I have read here somewhere that if you have someone hold a spoon of peanut butter for them to lick, they'll let you brush them with no problem. It worked with my Molly but it gave her diarrhea. She also calms a bit if I let her chew on another brush, but it doesn't work as well as the PB. She thinks brushes are toys and that I'm playing with her when I brush her and won't hold still.


----------



## newport (Aug 8, 2011)

Lola loves brushing EXCEPT for her tail. I can do everything except that part of her anatomy. My husband has to hold her head so I can brush her tail once a week. I guess our "children" just know what they do not like and figure out how to make it very difficult.  Clipping Lola's nails is another battle of man against dog..... I win out but she does not make it easy on me!:doh:


----------



## bioteach (Nov 13, 2010)

The food distraction is a winner in this household. If PB is a problem, try some soft cheese or maybe mashed sweet potatoes or bananas. I try to stick the blob on the roof of Nugget's mouth so that he has to lick, lick, lick to get it all. 

If all else fails, perhaps a frozen Kong would be enough of a distraction to get the job done. I can't believe that the groomer doesn't charge double when she sees Nugget come in.


----------



## MikaTallulah (Jul 19, 2006)

Mine get brushed everyday but often it is only parts for Buddy. He is still getting used to brushing. 10-15 minutes but he will let me brush every place. I keep it short and sweet with him. No food required.

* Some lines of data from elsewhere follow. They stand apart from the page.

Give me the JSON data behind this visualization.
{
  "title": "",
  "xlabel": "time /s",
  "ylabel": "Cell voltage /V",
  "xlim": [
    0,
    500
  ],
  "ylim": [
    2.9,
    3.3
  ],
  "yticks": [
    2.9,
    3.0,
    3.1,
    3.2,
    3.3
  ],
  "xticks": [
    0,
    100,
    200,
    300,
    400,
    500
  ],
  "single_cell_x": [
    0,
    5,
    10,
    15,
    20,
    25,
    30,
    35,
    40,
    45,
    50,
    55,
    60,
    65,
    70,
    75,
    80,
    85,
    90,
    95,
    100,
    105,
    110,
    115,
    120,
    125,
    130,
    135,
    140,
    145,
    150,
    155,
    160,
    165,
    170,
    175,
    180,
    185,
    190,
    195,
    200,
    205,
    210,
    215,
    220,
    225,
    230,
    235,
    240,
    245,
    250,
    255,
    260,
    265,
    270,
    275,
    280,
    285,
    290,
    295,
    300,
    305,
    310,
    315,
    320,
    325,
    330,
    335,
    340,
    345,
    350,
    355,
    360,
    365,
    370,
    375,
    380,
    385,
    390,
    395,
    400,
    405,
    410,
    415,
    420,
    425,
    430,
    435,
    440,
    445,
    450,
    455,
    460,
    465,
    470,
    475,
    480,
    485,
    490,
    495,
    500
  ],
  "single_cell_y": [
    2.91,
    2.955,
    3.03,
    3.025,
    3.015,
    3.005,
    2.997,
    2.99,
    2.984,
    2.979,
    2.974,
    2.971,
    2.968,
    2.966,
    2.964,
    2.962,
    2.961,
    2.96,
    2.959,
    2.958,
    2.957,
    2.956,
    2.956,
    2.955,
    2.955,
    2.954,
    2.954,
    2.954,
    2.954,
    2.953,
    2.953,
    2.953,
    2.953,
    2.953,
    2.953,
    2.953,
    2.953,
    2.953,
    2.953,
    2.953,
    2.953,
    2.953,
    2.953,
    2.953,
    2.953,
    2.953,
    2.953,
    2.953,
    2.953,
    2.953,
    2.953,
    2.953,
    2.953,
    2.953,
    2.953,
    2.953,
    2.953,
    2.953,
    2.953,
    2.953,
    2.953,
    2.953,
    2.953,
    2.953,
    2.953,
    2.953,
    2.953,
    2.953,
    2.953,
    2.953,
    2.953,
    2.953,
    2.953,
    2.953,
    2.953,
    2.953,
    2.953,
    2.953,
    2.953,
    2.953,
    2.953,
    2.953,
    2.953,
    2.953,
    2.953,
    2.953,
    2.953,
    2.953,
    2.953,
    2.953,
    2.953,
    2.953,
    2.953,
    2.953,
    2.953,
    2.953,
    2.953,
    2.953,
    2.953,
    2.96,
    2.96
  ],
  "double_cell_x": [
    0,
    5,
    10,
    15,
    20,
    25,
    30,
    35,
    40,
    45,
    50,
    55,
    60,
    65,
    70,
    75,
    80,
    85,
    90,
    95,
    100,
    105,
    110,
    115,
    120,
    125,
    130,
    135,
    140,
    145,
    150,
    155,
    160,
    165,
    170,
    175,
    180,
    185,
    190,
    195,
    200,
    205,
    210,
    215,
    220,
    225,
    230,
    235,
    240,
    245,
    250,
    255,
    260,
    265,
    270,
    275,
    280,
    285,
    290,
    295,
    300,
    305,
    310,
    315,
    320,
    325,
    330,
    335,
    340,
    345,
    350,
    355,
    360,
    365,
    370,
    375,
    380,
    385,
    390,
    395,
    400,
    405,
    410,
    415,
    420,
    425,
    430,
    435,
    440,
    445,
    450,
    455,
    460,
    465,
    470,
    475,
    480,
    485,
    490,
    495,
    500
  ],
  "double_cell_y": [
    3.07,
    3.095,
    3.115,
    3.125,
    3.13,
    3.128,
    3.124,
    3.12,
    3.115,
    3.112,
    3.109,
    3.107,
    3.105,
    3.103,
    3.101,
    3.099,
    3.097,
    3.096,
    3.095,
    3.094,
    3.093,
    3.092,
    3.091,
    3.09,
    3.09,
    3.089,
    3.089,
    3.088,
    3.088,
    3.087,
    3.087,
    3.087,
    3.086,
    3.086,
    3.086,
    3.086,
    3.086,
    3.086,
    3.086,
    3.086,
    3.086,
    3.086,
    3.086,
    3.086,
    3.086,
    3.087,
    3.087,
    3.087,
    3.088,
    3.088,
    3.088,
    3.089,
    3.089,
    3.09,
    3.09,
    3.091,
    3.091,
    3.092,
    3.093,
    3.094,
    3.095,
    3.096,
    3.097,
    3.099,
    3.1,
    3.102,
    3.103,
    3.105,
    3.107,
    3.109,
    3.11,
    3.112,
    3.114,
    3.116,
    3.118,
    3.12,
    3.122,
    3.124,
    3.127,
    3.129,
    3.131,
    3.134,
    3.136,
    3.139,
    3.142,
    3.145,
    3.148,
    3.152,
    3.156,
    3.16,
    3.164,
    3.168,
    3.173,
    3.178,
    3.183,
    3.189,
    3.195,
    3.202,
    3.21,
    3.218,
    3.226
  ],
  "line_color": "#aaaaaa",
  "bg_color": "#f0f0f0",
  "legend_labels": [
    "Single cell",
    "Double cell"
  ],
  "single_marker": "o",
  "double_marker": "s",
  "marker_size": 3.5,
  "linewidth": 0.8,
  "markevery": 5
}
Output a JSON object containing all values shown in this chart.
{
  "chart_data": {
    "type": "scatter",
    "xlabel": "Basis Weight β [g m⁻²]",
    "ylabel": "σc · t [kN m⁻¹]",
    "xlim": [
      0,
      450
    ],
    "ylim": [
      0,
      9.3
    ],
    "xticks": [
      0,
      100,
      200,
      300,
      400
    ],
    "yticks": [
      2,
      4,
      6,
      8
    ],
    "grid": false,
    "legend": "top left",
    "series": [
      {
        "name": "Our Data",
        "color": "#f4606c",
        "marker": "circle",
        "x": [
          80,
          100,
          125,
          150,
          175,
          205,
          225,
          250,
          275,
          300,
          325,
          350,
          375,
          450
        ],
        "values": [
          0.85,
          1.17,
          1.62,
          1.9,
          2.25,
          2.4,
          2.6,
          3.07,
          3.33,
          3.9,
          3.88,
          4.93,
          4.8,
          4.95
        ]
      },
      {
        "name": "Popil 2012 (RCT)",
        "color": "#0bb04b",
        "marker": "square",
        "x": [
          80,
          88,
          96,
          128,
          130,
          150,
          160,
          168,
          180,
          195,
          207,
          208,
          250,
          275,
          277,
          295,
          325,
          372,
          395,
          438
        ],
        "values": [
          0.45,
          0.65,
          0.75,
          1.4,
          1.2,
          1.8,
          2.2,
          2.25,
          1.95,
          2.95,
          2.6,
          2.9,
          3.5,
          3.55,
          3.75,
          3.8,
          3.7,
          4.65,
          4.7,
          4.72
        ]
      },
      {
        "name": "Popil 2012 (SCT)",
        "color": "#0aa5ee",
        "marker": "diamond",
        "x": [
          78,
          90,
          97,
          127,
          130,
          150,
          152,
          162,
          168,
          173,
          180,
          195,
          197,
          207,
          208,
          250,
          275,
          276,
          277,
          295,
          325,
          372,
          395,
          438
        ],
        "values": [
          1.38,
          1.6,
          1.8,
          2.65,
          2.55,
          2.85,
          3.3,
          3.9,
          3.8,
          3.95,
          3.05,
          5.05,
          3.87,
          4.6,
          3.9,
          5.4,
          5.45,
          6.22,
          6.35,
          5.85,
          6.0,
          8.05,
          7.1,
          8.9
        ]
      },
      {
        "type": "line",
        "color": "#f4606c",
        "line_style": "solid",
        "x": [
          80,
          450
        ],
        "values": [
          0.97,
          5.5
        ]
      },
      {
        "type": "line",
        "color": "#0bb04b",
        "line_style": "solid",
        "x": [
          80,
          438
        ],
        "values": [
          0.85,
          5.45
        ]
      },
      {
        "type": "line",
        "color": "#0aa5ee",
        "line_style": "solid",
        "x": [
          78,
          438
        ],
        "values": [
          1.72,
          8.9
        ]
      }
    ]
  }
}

The yorkies are not happy but will stay to be combed and brushed. I have brushed them daily since they were practically born for Zoey, Lucy, and Roxy.


----------



## Jige (Mar 17, 2011)

BaWaaJige gets a little silly when I brush at the beginning but once I get down to business he just lays there. He like the brush except when he has burrs and he gets alot of those. I usually just use my fingers to work them out of his hair.


----------



## wmag (Mar 17, 2011)

I smear peanut butter on the fridge and brush while she licks it off. Most days I don't have to do that anymore but sometimes Kasey is in a mood and will not sit still!


----------